Saliente-se ainda que, apesar de os bens do activo serem adquiridos em estado de uso, as depreciações e amortizações deverão ser efectuadas de acordo com a vida útil esperada. No entanto, como o goodwill não é amortizado, porque não é um activo identificável, deverá ser sujeito a testes de imparidade.

V.

Os trespasses, por norma, são celebrados através de um documento particular, pelo qual se transfere o direito ao arrendamento, sem prejuízo de poderem ser também efectuados através de escritura pública (não obrigatoriamente). No entanto, independentemente do tipo de documento (particular ou escritura pública) deve ser sempre emitida uma factura onde constem todos os elementos activos e passivos constitutivos do trespasse e respectivos valores (para suportar os lançamentos contabilísticos).

W.

À embargante não basta alegar, há que provar, mesmo existindo o contrato/documento, que este corresponde a uma realidade efectiva, o que não foi feito.

Concluindo, X.

A embargante não faz prova bastante de que entrou na posse dos referidos bens penhorados, nem que tomou posse dos referidos bens e os fez seus, usando-os no exercício da sua actividade, em data anterior à penhora.

Y.

A posse dos embargantes enquanto posse precária não é oponível à penhora efectuada a favor da Fazenda Nacional, Z.

Deste modo, o embargante não tem posse digna de tutela jurídica, não podendo embargar para defesa da sua posse, AA.
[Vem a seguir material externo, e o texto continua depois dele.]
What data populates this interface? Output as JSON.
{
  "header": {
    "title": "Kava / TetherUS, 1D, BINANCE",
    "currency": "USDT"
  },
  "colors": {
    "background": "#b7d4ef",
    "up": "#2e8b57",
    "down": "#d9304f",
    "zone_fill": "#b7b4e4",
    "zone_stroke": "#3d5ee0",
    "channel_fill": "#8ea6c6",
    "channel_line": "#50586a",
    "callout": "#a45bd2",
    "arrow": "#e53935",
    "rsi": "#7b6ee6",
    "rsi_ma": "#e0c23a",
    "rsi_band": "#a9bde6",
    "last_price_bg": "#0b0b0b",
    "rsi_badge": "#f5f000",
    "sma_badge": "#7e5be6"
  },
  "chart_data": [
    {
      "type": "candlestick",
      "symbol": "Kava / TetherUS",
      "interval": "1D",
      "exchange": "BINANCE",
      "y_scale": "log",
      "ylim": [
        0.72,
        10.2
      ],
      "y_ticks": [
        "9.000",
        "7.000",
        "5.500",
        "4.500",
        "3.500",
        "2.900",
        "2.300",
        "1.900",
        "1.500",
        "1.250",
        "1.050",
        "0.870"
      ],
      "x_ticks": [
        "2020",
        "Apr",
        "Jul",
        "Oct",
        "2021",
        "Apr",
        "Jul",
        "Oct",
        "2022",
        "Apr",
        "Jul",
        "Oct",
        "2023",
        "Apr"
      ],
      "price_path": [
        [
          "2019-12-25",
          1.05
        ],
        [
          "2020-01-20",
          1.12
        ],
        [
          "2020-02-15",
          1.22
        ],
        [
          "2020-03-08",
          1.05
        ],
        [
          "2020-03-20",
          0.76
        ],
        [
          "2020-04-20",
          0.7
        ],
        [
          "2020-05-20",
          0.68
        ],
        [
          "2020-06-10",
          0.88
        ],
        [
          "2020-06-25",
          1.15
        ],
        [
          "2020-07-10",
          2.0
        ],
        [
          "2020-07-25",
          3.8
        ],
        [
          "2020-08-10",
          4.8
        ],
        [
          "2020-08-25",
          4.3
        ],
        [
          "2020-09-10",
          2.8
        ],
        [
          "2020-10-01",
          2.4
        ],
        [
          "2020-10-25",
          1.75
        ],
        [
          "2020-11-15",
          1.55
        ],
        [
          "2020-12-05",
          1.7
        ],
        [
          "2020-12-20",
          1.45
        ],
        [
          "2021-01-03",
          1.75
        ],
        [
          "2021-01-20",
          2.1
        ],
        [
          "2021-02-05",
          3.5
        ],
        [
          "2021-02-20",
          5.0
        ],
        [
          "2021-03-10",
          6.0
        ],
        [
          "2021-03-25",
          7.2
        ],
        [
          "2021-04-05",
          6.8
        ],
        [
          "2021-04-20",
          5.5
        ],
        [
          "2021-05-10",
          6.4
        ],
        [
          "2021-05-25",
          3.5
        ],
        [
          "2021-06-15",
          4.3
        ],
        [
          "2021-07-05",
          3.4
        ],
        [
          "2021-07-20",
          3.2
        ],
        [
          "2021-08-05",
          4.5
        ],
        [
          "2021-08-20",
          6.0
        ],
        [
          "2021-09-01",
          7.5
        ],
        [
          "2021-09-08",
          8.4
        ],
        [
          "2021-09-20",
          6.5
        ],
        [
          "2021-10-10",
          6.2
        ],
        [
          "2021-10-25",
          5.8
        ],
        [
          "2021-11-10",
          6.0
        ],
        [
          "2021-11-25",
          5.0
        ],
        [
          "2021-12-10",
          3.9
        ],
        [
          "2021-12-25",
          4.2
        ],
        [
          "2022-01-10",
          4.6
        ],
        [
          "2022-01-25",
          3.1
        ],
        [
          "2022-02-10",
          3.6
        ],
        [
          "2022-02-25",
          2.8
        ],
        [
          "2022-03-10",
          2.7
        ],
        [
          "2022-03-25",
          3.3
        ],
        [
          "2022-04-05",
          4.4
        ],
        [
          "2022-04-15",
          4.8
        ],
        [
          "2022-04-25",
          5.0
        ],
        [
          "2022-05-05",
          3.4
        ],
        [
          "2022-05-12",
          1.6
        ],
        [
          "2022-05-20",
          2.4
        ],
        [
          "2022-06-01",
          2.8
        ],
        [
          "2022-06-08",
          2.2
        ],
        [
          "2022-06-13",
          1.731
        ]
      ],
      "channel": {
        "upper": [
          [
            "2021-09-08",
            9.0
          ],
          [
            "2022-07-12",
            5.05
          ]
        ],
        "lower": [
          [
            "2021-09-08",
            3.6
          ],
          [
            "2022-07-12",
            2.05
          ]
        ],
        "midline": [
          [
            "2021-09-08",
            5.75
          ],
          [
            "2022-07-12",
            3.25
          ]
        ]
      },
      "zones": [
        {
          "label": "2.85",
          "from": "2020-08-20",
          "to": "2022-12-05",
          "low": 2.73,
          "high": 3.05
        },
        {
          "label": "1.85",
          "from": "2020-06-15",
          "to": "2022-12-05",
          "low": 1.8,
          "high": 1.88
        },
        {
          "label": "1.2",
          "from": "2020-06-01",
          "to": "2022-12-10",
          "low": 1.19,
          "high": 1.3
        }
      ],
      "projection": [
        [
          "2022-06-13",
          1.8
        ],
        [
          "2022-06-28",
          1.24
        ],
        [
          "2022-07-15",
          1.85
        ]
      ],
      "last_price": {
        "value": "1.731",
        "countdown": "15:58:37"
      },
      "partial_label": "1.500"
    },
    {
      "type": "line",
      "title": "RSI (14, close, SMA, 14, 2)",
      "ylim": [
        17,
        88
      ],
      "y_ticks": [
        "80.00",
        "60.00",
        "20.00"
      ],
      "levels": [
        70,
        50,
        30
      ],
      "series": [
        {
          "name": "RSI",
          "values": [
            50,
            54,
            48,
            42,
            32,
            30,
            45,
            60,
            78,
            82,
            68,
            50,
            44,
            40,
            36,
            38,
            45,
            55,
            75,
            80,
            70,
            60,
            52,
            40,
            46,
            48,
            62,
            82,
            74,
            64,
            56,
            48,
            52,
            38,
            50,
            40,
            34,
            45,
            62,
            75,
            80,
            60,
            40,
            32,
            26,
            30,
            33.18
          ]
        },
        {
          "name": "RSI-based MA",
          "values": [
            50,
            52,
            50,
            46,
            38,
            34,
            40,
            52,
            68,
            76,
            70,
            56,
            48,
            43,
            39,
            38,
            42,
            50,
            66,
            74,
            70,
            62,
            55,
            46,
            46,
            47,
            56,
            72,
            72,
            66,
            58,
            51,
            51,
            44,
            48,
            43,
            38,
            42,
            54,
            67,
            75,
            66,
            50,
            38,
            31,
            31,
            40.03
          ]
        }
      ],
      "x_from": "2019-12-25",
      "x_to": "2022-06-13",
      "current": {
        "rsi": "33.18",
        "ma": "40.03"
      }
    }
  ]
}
Por outro lado, não se pode olvidar que a prova necessária lhe está acometida, pois, ressalvado o devido respeito por diferente entendido, a prova no caso em apreço recai exclusivamente sobre o Embargante.

BB.

Neste mesmo sentido aqui preconizado, cita-se um excerto do douto aresto do TCAS, tirado no processo n.º 03945/10, de 08.02.2010 “A prova de que o ora recorrente tinha a posse do veículo em data anterior à da penhora cabe-lhe a ele, nos termos do disposto no artigo 237.º do CPPT e 74.º n.º 1 da LGT e 342.º do CC, como facto constitutivo do direito a que se arroga e que se funda no critério da disponibilidade e facilidade probatória, já que ninguém melhor do que o recorrente poderá saber em que data adquiriu tal veiculo e poderá apresentar os meios aptos a demonstrá-lo, o que não fez, contrariamente ao decidido na douta sentença, não podendo por isso a causa deixar de ser julgado contra si, com a improcedência dos embargos”.

CC.

Deste modo, recaindo sobre o embargante o ónus de prova sobre os factos constitutivos do direito de que se arroga, ou seja o exercício efectivo de poderes de facto sobre o bem penhorado (corpus), a verdade é que e reitera-se, nada foi exibido ou comprovado quanto a pagamentos efectuados...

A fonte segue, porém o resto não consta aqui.